Tel était le couple royal auprès duquel Lannes fut introduit avec tout l’appareil accoutumé. Il remit au Régent ses lettres de créance, en lui faisant part des « vœux que le Premier Consul faisait pour la prospérité de sa personne et de ses États. » Le Prince lui répondit en français « qu’il avait appris avec grand plaisir son arrivée à Lisbonne et qu’il était fort reconnaissant au Premier Consul d’avoir choisi pour résider auprès de lui un général aussi recommandable par les services rendus à sa patrie. » Lannes, suivant l’usage, présenta alors les personnes de sa suite au Prince qui leur fit « un accueil très affectueux. «  Même affabilité de la part de la Princesse et de toute la Cour. Lannes ne pouvait qu’en être charmé : la pompe et la dignité de la réception, choses toutes nouvelles pour lui, n’avaient pas fait sur son esprit moins d’impression que les bonnes dispositions manifestées par la Cour de Lisbonne.

Almeida s’empresse en effet de lui annoncer que le ministre de Portugal à Londres a reçu l’ordre d’exiger du gouvernement britannique le prompt rappel et l’embarquement des troupes auxiliaires devenues inutiles depuis la conclusion de la paix entre les deux nations.

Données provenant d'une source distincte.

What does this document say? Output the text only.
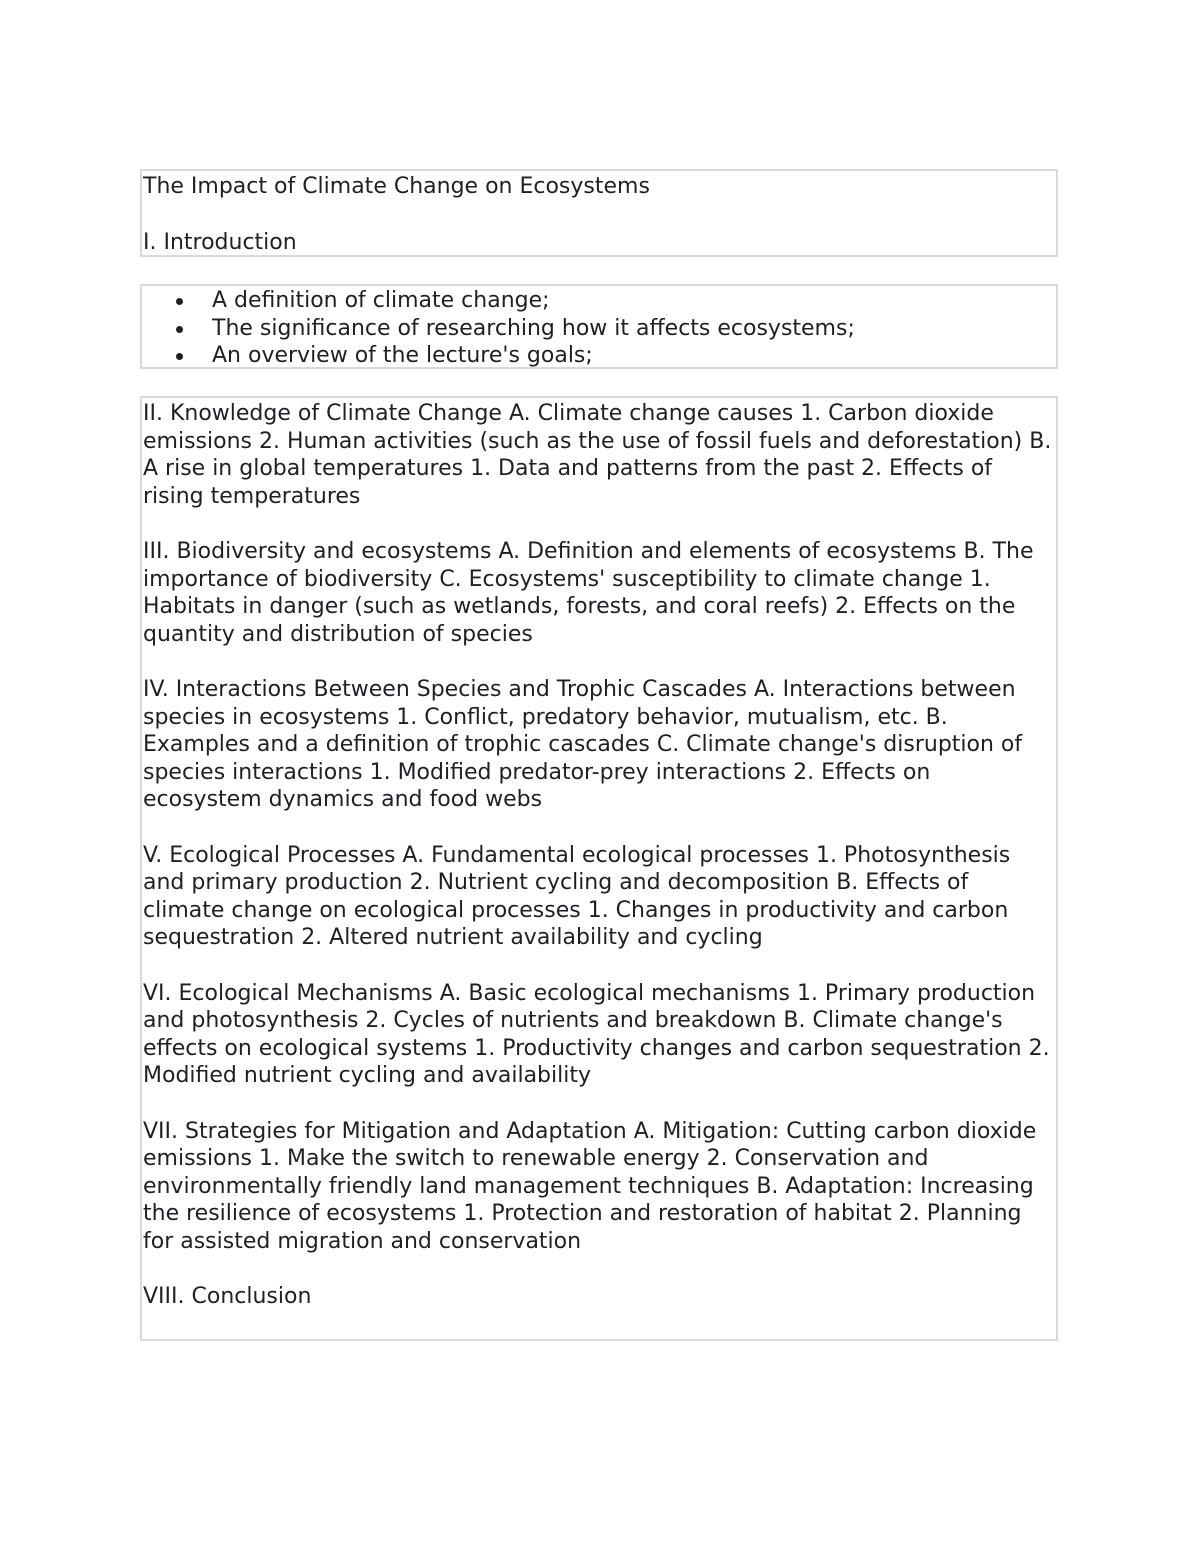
The Impact of Climate Change on Ecosystems

I. Introduction

A definition of climate change;
The significance of researching how it affects ecosystems;
An overview of the lecture's goals;

II. Knowledge of Climate Change A. Climate change causes 1. Carbon dioxide emissions 2. Human activities (such as the use of fossil fuels and deforestation) B. A rise in global temperatures 1. Data and patterns from the past 2. Effects of rising temperatures

III. Biodiversity and ecosystems A. Definition and elements of ecosystems B. The importance of biodiversity C. Ecosystems' susceptibility to climate change 1. Habitats in danger (such as wetlands, forests, and coral reefs) 2. Effects on the quantity and distribution of species

IV. Interactions Between Species and Trophic Cascades A. Interactions between species in ecosystems 1. Conflict, predatory behavior, mutualism, etc. B. Examples and a definition of trophic cascades C. Climate change's disruption of species interactions 1. Modified predator-prey interactions 2. Effects on ecosystem dynamics and food webs

V. Ecological Processes A. Fundamental ecological processes 1. Photosynthesis and primary production 2. Nutrient cycling and decomposition B. Effects of climate change on ecological processes 1. Changes in productivity and carbon sequestration 2. Altered nutrient availability and cycling

VI. Ecological Mechanisms A. Basic ecological mechanisms 1. Primary production and photosynthesis 2. Cycles of nutrients and breakdown B. Climate change's effects on ecological systems 1. Productivity changes and carbon sequestration 2. Modified nutrient cycling and availability

VII. Strategies for Mitigation and Adaptation A. Mitigation: Cutting carbon dioxide emissions 1. Make the switch to renewable energy 2. Conservation and environmentally friendly land management techniques B. Adaptation: Increasing the resilience of ecosystems 1. Protection and restoration of habitat 2. Planning for assisted migration and conservation

VIII. Conclusion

Il communique à Lannes toute sa correspondance avec la maison Hope pour le paiement des 20 millions, de laquelle il résulte que le versement en sera opéré incessamment à Paris. Le Régent reconnaît la République Italique qui vient d’être réorganisée à la place de l’ancienne république Cisalpine, et il a prié Lannes de marquer au Premier Consul « combien il lui était agréable d’avoir par là une occasion de lui montrer la juste considération qu’il avait pour ses vertus et ses grandes qualités, et sa déférence pour tout ce qui pouvait lui être agréable. »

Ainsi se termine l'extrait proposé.